Diese Sicht hat sich bis innerhalb der politischen Linken bis heute gehalten. So bemerkte Rezzo Schlauch, der Fraktionschef der Grünen im Bundestag, in der Aktuellen Debatte im Parlament am 17. Januar zu Wolfgang Gerhardt (FDP), daß dieser so tue, "als ob wir schon damals (in den sechziger und siebziger Jahren, d.V.) ein liberales, ein weltoffenes, ein tolerantes Land gewesen seien. Das war mitnichten so." Und weiter: "Das Klima von Hetze und Haß, von politischem Muff und von Intellektuellenfeindlichkeit sieht man auf den Bildern von damals." Ganz im Geiste dieser Feststellung redet Fischer von einer "Freiheitsrevolte", an der er beteiligt gewesen sein will. Deshalb sei ihm das "Steinewerfen" auch nicht unangenehm, wie Fischer der Welt gegenüber zu Protokoll gab. Und deshalb wird man weder von Fischer noch von Trittin jemals ein klares Wort zum Gewaltmonopol des Staates hören.

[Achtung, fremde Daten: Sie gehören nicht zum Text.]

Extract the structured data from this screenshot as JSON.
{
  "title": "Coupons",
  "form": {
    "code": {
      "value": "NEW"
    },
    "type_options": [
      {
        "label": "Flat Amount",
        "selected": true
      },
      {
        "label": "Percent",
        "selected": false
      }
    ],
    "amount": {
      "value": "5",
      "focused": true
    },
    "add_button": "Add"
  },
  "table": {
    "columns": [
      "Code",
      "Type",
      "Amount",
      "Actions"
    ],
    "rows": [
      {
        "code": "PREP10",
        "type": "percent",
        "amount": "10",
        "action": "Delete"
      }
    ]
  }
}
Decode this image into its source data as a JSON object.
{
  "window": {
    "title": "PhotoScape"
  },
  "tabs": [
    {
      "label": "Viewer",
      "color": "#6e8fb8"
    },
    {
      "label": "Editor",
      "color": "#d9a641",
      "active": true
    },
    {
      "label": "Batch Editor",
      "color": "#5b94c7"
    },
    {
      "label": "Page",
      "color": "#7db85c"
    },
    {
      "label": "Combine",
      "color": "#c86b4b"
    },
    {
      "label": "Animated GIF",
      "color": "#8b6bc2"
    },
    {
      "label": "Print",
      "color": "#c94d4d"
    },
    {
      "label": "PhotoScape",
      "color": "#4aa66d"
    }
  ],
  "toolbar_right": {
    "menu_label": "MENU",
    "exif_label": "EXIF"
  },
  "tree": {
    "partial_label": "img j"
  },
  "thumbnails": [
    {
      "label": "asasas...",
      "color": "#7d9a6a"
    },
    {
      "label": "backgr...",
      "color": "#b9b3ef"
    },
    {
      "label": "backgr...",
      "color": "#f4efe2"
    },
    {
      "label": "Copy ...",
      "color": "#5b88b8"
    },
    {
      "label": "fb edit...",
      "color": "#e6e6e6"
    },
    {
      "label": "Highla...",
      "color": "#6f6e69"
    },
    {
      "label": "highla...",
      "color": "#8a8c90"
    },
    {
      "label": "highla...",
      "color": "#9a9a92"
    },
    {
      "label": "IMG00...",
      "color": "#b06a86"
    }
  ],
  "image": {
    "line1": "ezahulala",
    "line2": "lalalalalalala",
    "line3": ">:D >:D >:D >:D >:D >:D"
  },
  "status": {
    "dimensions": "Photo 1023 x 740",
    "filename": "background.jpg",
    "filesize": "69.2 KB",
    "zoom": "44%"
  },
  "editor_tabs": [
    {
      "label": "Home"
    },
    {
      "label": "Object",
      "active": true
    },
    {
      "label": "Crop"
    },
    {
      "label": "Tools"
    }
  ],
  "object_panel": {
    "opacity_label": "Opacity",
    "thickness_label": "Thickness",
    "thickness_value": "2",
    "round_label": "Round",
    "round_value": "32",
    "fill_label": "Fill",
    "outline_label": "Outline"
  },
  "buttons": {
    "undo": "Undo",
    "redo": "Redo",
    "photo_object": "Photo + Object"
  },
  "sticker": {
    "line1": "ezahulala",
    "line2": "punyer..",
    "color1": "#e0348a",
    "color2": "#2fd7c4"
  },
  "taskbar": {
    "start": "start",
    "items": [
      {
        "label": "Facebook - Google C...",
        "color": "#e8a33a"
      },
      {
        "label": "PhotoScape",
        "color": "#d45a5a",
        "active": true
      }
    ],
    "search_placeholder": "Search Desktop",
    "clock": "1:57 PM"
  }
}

Es gehört zur Konsequenz der von Fischer und Trittin verfolgten "Strategie der Systemüberwindung", daß beide die Stirn haben, sich auch noch zu Verfassungsexegeten bzw. -schützern zu stilisieren. So erklärte Fischer anläßlich des "Partner in History"-Dinner des World Jewish Congress am 11. September 2000 in New York: "Der Ursprung und das Selbstverständnis der gegenwärtigen deutschen Demokratie sind nur (!) vor dem Hintergrund des Holocaust zu verstehen."

Trittin sieht in seinem Buch "Gefahr aus der Mitte" (1993) das Grundgesetz in Gefahr. Das neue Deutschland gehe daran, "mit zentralen Grundwerten der alten Bundesrepublik zu brechen". Hinter dem "deutschen Vereinigungsnationalismus" stecke eine konservative Verschwörung, die für Rassismus und brennende Asylbewerberheime verantwortlich sei. Stefan Dietrich schlußfolgerte in der FAZ vom 24. Februar 1999, was Trittin, der inzwischen zweimal als Minister auf das Grundgesetz vereidigt wurde, nahelegt: das "Recht auf Widerstand gegen die Staatsgewalt".

Die Frage, inwieweit Trittin oder Fischer eine Wandlung aus Überzeugung oder Opportunismus vollzogen haben, ist müßig. Nicht Fischer oder Trittin haben sich "gewandelt", sondern die Bundesrepublik hat sich in ihrem Sinne "verändert". Die "Strategie der Systemüberwindung", die Helmut Schelsky 1971 beschrieb, ist voll aufgegangen. Fischers "moralische Deutschland-Interpretation", von der Naumann raunte, ist für Deutschland in einem Maße prägend geworden, wie es sich die "Systemüberwinder" in ihren kühnsten Träumen nicht ausgemalt haben dürften.